I am proud to lend my support to this motion, and I know that my Liberal colleagues will join me in our support for the work done by the member for Scarborough-Agincourt, but most importantly for the work done by and still being done this very day by the Dudley George family.

The Deputy Speaker (Mr Michael A. Brown): Further debate?

There being no further debate, Mr Phillips has moved opposition day number 2. Is it the pleasure of the House that the motion carry?

All in favour will say "aye."

All opposed will say "nay."

In my opinion, the nays have it.

Call in the members.

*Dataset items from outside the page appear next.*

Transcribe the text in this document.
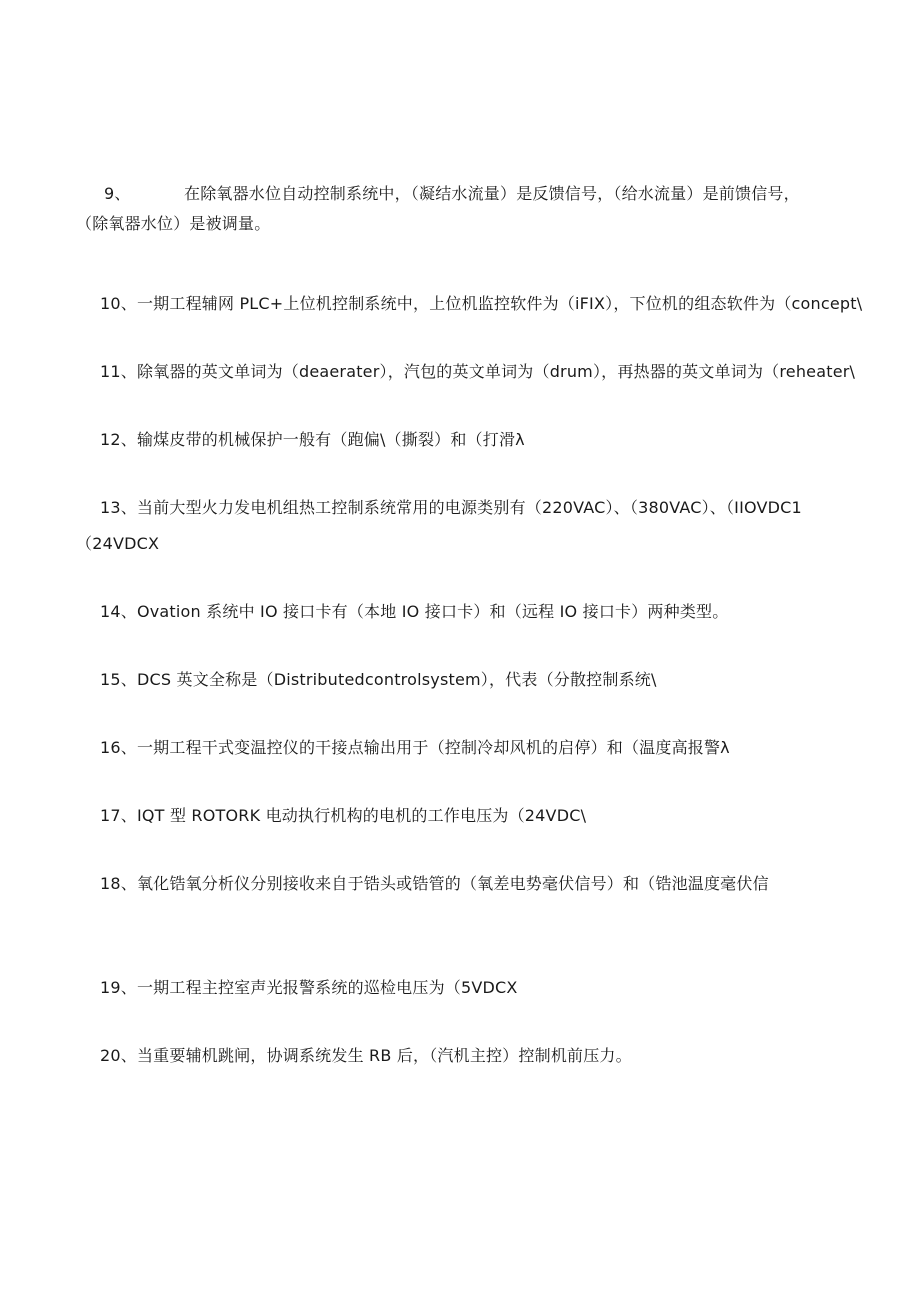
9、	在除氧器水位自动控制系统中，（凝结水流量）是反馈信号，（给水流量）是前馈信号，
（除氧器水位）是被调量。
10、一期工程辅网 PLC+上位机控制系统中，上位机监控软件为（iFIX），下位机的组态软件为（concept\
11、除氧器的英文单词为（deaerater），汽包的英文单词为（drum），再热器的英文单词为（reheater\
12、输煤皮带的机械保护一般有（跑偏\（撕裂）和（打滑λ
13、当前大型火力发电机组热工控制系统常用的电源类别有（220VAC）、（380VAC）、（IIOVDC1
（24VDCX
14、Ovation 系统中 IO 接口卡有（本地 IO 接口卡）和（远程 IO 接口卡）两种类型。
15、DCS 英文全称是（Distributedcontrolsystem），代表（分散控制系统\
16、一期工程干式变温控仪的干接点输出用于（控制冷却风机的启停）和（温度高报警λ
17、IQT 型 ROTORK 电动执行机构的电机的工作电压为（24VDC\
18、氧化锆氧分析仪分别接收来自于锆头或锆管的（氧差电势毫伏信号）和（锆池温度毫伏信
19、一期工程主控室声光报警系统的巡检电压为（5VDCX
20、当重要辅机跳闸，协调系统发生 RB 后，（汽机主控）控制机前压力。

There will be a 10-minute bell.

The division bells rang from 1745 to 1755.

The Deputy Speaker: Members please take their seats.

All those in favour will rise one at a time until recognized by the Clerk.

Ayes

Agostino, Dominic

Bartolucci, Rick

Bisson, Gilles

Bountrogianni, Marie

Boyer, Claudette

Bradley, James J.

Bryant, Michael

Caplan, David

Christopherson, David

Churley, Marilyn

Colle, Mike

Conway, Sean G.

Crozier, Bruce

Curling, Alvin

Di Cocco, Caroline

Dombrowsky, Leona

Duncan, Dwight

Gerretsen, John

Gravelle, Michael

Hoy, Pat

Kennedy, Gerard

Kormos, Peter

Kwinter, Monte

Levac, David

Marchese, Rosario

McGuinty, Dalton

McLeod, Lyn

McMeekin, Ted

Parsons, Ernie

Peters, Steve

Phillips, Gerry

Pupatello, Sandra

Ramsay, David

Sergio, Mario

Smitherman, George

The Deputy Speaker: All those opposed will please rise one at a time until their name is called.

Nays

Arnott, Ted

Chudleigh, Ted

Clark, Brad

Clement, Tony

Coburn, Brian

Cunningham, Dianne

DeFaria, Carl

Dunlop, Garfield

Ecker, Janet

Elliott, Brenda

Galt, Doug

Gilchrist, Steve

Gill, Raminder

Hardeman, Ernie

Hastings, John

Hudak, Tim

Jackson, Cameron

Johns, Helen

Johnson, Bert

Kells, Morley

Klees, Frank

Marland, Margaret

Martiniuk, Gerry

Maves, Bart

Mazzilli, Frank

Miller, Norm

Molinari, Tina R.

Munro, Julia

Murdoch, Bill

Mushinski, Marilyn

Newman, Dan

O'Toole, John

Ouellette, Jerry J.

Sampson, Rob

Snobelen, John

Spina, Joseph

Sterling, Norman W.

Stewart, R. Gary

Stockwell, Chris

Tascona, Joseph N.

Tilson, David

Tsubouchi, David H.

Turnbull, David

Wettlaufer, Wayne

Wilson, Jim

Witmer, Elizabeth

Young, David

Clerk of the House (Mr Claude L. DesRosiers): The ayes are 35; the nays are 47.

The Deputy Speaker: I declare the motion lost.

It being 6 of the clock, this House stands adjourned until 6:45 of the clock this evening.

The House adjourned at 1758.

Evening meeting reported in volume B.